After the death of her life partner, Mr Smith said, “she cannot bear the notion of being on her own, to the extent that she will get in a cab on a Tuesday evening or a Wednesday morning and just pay the cab driver to drive her around the streets of Camden and Islington so she has someone to speak to.”

He added: “She will stop at a fish-and-chip shop on a Friday night to watch people come and go, and say hello. She reminded me that loneliness is not just an issue at Christmas, as many of the campaigns would have us believe. Actually, summer is as lonely time as ever.” His organisation attempts to connect two groups most at-risk of loneliness and isolation: the under-35s and the over-70s.

He warned that areas like Camden were full of opportunities but could be “anonymous” for younger people, who spent their lives with their eyes on their phone and with headphones in. Mr Smith called on the council to launch a full-scale campaign to get people to be more neighbourly.

One suggestion was to stop using self-service machines at supermarkets to increase social interaction by going to cashier checkouts instead. “We need people to get their five-a-day, five good social connections,” he said.

Dr Phillip Taylor, a GP in Parliament Hill, told the chamber that there were links between feeling isolated and poor health, even having an effect on the immune system and blood pressure.

He warned that loneliness was not always obvious and that those suffering could “feel lonely in a crowd, lonely in a marriage”, before telling councillors: “You could even feel lonely in a council chamber.”

Corinna Hyman, from Age UK, warned that improvements were needed to the council-run accessible transport scheme to help more people get out of their homes.

Planners also needed to be more “age-friendly”. “The gentrification of Camden, consisting of concrete squares surrounded by coffee shops and glass buildings, is not conducive to casual conversation.
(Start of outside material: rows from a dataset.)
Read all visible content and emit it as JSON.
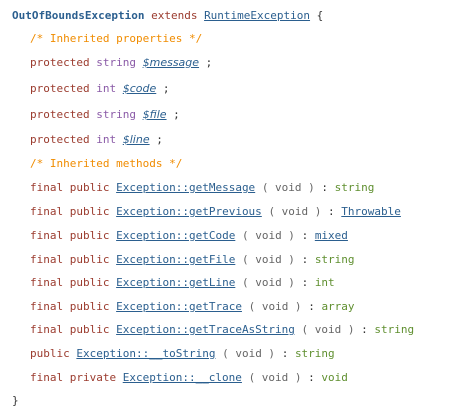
{
  "class_decl": {
    "name": "OutOfBoundsException",
    "extends_kw": "extends",
    "parent": "RuntimeException",
    "open": "{"
  },
  "comments": {
    "properties": "/* Inherited properties */",
    "methods": "/* Inherited methods */"
  },
  "properties": [
    {
      "modifier": "protected",
      "type": "string",
      "name": "$message",
      "end": " ;"
    },
    {
      "modifier": "protected",
      "type": "int",
      "name": "$code",
      "end": " ;"
    },
    {
      "modifier": "protected",
      "type": "string",
      "name": "$file",
      "end": " ;"
    },
    {
      "modifier": "protected",
      "type": "int",
      "name": "$line",
      "end": " ;"
    }
  ],
  "methods": [
    {
      "modifiers": "final public",
      "name": "Exception::getMessage",
      "args": "( void )",
      "colon": ":",
      "ret": "string",
      "ret_link": false
    },
    {
      "modifiers": "final public",
      "name": "Exception::getPrevious",
      "args": "( void )",
      "colon": ":",
      "ret": "Throwable",
      "ret_link": true
    },
    {
      "modifiers": "final public",
      "name": "Exception::getCode",
      "args": "( void )",
      "colon": ":",
      "ret": "mixed",
      "ret_link": true
    },
    {
      "modifiers": "final public",
      "name": "Exception::getFile",
      "args": "( void )",
      "colon": ":",
      "ret": "string",
      "ret_link": false
    },
    {
      "modifiers": "final public",
      "name": "Exception::getLine",
      "args": "( void )",
      "colon": ":",
      "ret": "int",
      "ret_link": false
    },
    {
      "modifiers": "final public",
      "name": "Exception::getTrace",
      "args": "( void )",
      "colon": ":",
      "ret": "array",
      "ret_link": false
    },
    {
      "modifiers": "final public",
      "name": "Exception::getTraceAsString",
      "args": "( void )",
      "colon": ":",
      "ret": "string",
      "ret_link": false
    },
    {
      "modifiers": "public",
      "name": "Exception::__toString",
      "args": "( void )",
      "colon": ":",
      "ret": "string",
      "ret_link": false
    },
    {
      "modifiers": "final private",
      "name": "Exception::__clone",
      "args": "( void )",
      "colon": ":",
      "ret": "void",
      "ret_link": false
    }
  ],
  "close": "}"
}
It is pottering while shopping that allows casual connections to take place among the 60s,” she said.

Her colleague, Gary Jones, said Age Concern was trying to encourage businesses in Camden to release staff for an hour a week as volunteer “be­frienders”.

“If they could release staff members for an hour on a Thursday afternoon at 4pm in the company’s time, they could volunteer to visit someone on their way home,” he said. “Maybe an hour of company time, and an hour of the volunteer’s time.” The contributions were part of a new “themed debate” section at Camden’s full council meetings.

The issue of social isolation was highlighted last year when 85-year-old Patricia Simoni’s body was found in Agincourt Road, South End Green, up to six weeks after her death.

Labour social care chief Councillor Pat Callaghan said all of the suggestions would be considered. “Neighbourliness: bring it on, bring it on, bring it on,” she said, adding: “We are talking to businesses because there are a host of big businesses in Camden – and small ones – that could be doing a lot more.”